I showed how the first FastaRecordReader class was "effectively identical to the generator implementation of read_fasta_records." The same is true with the improved FastaRecordReader – I can make an improved generator version. The code only changes in a few places; I use the local variable "saved" instead of the instance attribute "self._saved" and I "yield" items in a while loop instead of "return"ing items each time the function is called.

def read_fasta_records(infile):
    saved = None
    while 1:
        # Look for the start of a record
        if saved is not None:
            line = saved
            saved = None
        else:
            line = infile.readline()
            if not line:
                return
        
        # skip blank lines
        if line.isspace():
            continue
        
        # Double-check that it's a title line
        if not line.startswith(">"):
            raise TypeError(
                "The title line must start with a '>': %r" % line)
        
        title = line.rstrip()
        
        # Read the sequence lines until the next record, a blank
        # line, or the end of file
        sequences = []
        
        while 1:
            line = infile.readline()
            if not line or line.isspace():
                break
            if line.startswith(">"):
                # The start of the next record
                saved = line
                break
            sequences.append(line.rstrip("\n"))
        
        yield FastaRecord(title, "".join(sequences))

The only major difference is in how they save state.

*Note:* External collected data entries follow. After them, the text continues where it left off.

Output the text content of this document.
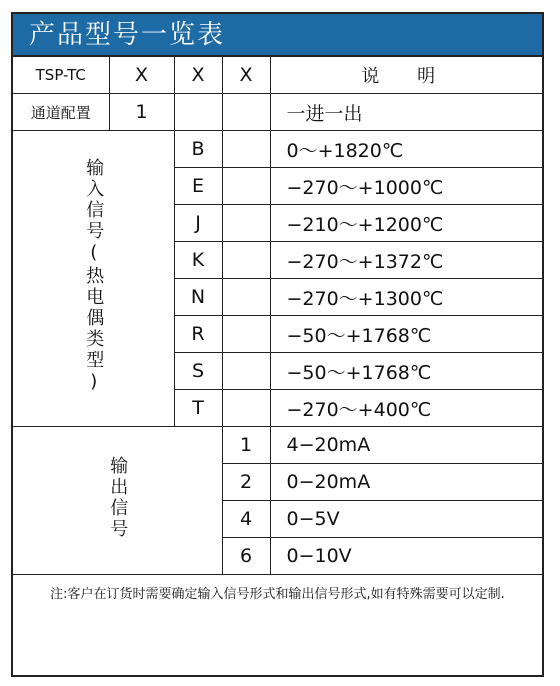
产品型号一览表
TSP-TC	X	X	X	说 明
通道配置	1			一进一出
输入信号(热电偶类型)		B		0～+1820℃
		E		−270～+1000℃
		J		−210～+1200℃
		K		−270～+1372℃
		N		−270～+1300℃
		R		−50～+1768℃
		S		−50～+1768℃
		T		−270～+400℃
输出信号			1	4−20mA
			2	0−20mA
			4	0−5V
			6	0−10V
注:客户在订货时需要确定输入信号形式和输出信号形式,如有特殊需要可以定制.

The class approach uses instance variables while the generator uses local variables. The technical term for saving state in local variables is closure. Some people prefer closures over objects and classes.

I've found that the generator code for examples like this are easier than a class-based solution, but mostly because everything is in one function instead of in two methods of a class. In theory anything one one form has a solution in the other form and the translation from one to the other is mechanical. My experience says that the differences are also very minor.

(The more complex translations - though still mechanical - occur when the closure solution yields when inside of several loops. Bioinformatics data files are made of records and they can be processed a record at a time so this doesn't happen frequently. I've only needed the more complex class solution once.)

Which is best?

That depends on your style and what you need it for. I usually prefer the generator function first (easiest for me to use), the look-ahead solution second (very general and easiest to undestand), and the class-based one last.